Canada should remain at present strength in Afghanistan until President Obama’s proposed initiation of de-escalation in 18 months. Following that period, we would then determine our future policy, independently of the United States, but simultaneously. This commitment should be conditional on continuing to receive adequate support from the three crack U.S. Stryker battalions that have been placed under Canadian command at Kandahar. The question of detainees is a side-show. The Allies should develop a common policy about when to hand over detainees to the Afghan government, and what treatment of those detainees will be expected of the Afghans — a more universal implementation of the sort of policy that the Canadians already have in place, in other words.
The Harper government should aggressively repeat the rationale for the Afghan intervention originally advanced by the Chrétien government: that terrorism is a threat to all civilized countries, that Canada pledged to do its part, that NATO is the most successful alliance in history and the cornerstone of the security of all its members (except the United States, which provides most of the security), that this is a just and necessary war for the reasons that President Obama and other allied leaders (as well as three successive Canadian prime ministers of both major parties) have articulated, and that premature withdrawal would confirm the Bin Laden charge that the West is decadent and cowardly.
Finally, Harper should acknowledge that it would a fraud to leave, as is currently contemplated, fewer than 1,000 “non-combat” Canadians in the country: They would be nothing but sitting ducks. Canada’s foreign policy establishment must stop moping about Pearsonian peacekeeping and “punching above our weight.” Peacekeeping doesn’t work when there is war, and isn’t usually necessary when there isn’t.
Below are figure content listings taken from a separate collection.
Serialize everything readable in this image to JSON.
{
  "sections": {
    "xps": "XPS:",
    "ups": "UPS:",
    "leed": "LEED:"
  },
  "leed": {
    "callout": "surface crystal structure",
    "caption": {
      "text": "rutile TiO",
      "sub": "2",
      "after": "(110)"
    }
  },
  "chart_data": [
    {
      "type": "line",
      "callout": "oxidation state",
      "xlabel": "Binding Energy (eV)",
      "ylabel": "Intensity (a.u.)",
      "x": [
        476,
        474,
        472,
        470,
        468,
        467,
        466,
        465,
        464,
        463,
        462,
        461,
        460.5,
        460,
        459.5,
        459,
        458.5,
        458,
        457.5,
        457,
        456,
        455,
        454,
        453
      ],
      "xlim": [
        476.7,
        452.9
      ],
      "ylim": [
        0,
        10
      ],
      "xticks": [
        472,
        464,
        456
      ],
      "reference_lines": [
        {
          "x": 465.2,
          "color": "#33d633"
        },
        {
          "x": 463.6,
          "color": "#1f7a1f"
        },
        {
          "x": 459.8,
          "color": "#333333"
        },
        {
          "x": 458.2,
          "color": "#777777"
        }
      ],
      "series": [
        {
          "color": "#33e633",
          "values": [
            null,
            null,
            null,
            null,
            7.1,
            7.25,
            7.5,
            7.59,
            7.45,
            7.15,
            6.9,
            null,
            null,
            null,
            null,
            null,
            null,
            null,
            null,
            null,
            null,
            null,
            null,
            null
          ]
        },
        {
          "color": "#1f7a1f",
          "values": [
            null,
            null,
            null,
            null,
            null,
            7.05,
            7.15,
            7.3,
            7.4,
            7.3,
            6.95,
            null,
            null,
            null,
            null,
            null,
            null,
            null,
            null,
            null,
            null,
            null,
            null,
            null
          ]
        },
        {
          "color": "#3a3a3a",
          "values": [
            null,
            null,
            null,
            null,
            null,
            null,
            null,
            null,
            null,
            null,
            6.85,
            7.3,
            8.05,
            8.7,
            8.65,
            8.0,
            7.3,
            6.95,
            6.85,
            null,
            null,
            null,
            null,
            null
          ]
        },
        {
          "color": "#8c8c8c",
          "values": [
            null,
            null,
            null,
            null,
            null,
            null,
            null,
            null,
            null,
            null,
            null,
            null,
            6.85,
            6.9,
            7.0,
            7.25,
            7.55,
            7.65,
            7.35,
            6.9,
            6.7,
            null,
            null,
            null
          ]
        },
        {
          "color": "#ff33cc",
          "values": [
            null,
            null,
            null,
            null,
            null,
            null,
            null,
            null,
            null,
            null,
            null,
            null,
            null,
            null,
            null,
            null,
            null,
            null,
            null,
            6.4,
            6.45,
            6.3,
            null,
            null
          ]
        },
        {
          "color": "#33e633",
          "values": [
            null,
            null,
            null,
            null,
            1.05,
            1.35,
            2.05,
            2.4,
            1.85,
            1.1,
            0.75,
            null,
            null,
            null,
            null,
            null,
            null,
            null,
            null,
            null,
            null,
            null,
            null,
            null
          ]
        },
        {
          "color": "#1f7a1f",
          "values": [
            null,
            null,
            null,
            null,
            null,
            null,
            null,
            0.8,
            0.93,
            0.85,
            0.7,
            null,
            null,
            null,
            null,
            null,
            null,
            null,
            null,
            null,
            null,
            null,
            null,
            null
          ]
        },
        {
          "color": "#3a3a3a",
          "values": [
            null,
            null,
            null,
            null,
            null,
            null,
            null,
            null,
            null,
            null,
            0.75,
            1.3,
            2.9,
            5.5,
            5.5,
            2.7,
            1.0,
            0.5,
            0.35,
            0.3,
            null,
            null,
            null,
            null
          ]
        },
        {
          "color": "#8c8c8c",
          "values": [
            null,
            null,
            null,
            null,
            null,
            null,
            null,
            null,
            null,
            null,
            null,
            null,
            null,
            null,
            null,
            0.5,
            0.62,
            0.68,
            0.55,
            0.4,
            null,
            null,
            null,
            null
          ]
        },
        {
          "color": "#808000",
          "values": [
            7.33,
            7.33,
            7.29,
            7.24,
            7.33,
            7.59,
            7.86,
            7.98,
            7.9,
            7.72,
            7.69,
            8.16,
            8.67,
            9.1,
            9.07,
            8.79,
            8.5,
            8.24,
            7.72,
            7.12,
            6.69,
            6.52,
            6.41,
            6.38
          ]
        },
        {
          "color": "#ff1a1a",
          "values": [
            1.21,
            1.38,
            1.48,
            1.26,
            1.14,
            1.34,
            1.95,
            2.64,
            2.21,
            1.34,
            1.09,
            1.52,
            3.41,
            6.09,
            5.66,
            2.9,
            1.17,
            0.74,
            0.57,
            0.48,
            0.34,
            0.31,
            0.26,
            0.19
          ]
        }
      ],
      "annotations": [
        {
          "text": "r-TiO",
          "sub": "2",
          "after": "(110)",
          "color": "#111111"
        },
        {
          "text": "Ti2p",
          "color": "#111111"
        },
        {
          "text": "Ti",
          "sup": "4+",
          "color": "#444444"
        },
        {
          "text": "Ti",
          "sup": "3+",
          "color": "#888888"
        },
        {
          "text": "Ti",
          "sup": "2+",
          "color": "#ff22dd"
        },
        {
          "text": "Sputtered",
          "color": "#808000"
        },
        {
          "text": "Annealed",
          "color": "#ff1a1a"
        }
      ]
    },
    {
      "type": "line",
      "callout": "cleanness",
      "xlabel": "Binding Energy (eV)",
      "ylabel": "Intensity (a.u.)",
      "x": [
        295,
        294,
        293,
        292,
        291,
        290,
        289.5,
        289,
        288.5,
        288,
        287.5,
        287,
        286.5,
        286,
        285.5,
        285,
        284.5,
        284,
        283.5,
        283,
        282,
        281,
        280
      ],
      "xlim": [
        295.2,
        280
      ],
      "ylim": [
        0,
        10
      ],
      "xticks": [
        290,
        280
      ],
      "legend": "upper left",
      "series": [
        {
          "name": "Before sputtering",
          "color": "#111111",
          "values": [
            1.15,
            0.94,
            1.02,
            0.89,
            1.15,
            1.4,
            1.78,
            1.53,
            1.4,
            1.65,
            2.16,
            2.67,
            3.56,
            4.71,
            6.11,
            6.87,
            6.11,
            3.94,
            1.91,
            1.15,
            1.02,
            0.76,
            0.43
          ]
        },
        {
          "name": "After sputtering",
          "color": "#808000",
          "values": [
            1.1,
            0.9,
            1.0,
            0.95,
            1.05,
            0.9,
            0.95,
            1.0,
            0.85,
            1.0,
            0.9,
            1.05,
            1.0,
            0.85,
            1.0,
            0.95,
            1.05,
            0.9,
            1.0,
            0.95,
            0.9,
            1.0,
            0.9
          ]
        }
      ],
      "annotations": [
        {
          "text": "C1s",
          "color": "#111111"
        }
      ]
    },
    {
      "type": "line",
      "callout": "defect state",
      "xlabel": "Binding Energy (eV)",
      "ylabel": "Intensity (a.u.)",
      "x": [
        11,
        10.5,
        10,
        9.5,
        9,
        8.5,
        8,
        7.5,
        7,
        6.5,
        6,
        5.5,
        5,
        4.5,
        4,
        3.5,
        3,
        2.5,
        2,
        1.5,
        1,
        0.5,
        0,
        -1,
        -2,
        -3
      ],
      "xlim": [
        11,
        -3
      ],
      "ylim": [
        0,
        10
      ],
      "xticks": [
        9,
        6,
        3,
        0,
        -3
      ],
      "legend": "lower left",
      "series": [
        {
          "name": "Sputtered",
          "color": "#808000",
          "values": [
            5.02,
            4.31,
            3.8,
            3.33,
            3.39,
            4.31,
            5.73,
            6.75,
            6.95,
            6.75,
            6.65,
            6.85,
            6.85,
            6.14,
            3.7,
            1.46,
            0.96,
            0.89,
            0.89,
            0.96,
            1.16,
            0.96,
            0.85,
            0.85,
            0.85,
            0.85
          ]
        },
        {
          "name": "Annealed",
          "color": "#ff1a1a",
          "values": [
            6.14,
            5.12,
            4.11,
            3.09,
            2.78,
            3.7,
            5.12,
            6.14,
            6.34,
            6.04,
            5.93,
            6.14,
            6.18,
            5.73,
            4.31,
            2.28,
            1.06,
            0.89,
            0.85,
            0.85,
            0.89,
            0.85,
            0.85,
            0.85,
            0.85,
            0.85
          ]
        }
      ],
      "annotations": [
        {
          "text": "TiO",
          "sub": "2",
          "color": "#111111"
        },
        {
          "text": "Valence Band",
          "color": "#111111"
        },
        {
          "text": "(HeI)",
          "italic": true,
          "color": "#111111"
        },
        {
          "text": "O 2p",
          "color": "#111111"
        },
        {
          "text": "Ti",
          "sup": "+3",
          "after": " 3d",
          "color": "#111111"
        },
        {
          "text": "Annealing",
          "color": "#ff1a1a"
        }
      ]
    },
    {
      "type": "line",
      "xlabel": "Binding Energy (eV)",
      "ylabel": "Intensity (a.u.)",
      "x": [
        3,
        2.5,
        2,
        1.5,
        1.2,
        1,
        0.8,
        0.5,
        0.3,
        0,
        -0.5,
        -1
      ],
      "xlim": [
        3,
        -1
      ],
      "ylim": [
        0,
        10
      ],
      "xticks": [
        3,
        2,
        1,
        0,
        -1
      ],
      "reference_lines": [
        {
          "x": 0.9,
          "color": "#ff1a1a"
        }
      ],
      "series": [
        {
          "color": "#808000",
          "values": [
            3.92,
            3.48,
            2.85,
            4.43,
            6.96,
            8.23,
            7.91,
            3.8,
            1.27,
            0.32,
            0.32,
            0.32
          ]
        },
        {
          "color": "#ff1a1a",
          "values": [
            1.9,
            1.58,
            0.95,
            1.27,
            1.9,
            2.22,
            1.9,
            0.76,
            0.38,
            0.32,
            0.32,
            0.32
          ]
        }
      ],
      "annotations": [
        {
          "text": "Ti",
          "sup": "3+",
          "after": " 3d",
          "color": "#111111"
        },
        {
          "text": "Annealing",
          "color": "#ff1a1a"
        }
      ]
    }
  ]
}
Canada should recognize that it is one of the 12 or 14 most important countries of the 193 in the world, and bulk up its weight accordingly and, to apply that clichéd metaphor, punch that weight. We can’t wallow in nostalgia about peacekeeping and grumble about being under-recognized when we hide our light under a bushel, and announce we are pulling out of an eight-year commitment now that we are on the verge of participating in a much-desired and very necessary victory. In geopolitics, flyweights aren’t heavy-weights. There is no international free lunch. And being served one is an ignoble ambition for such a distinguished country as ours.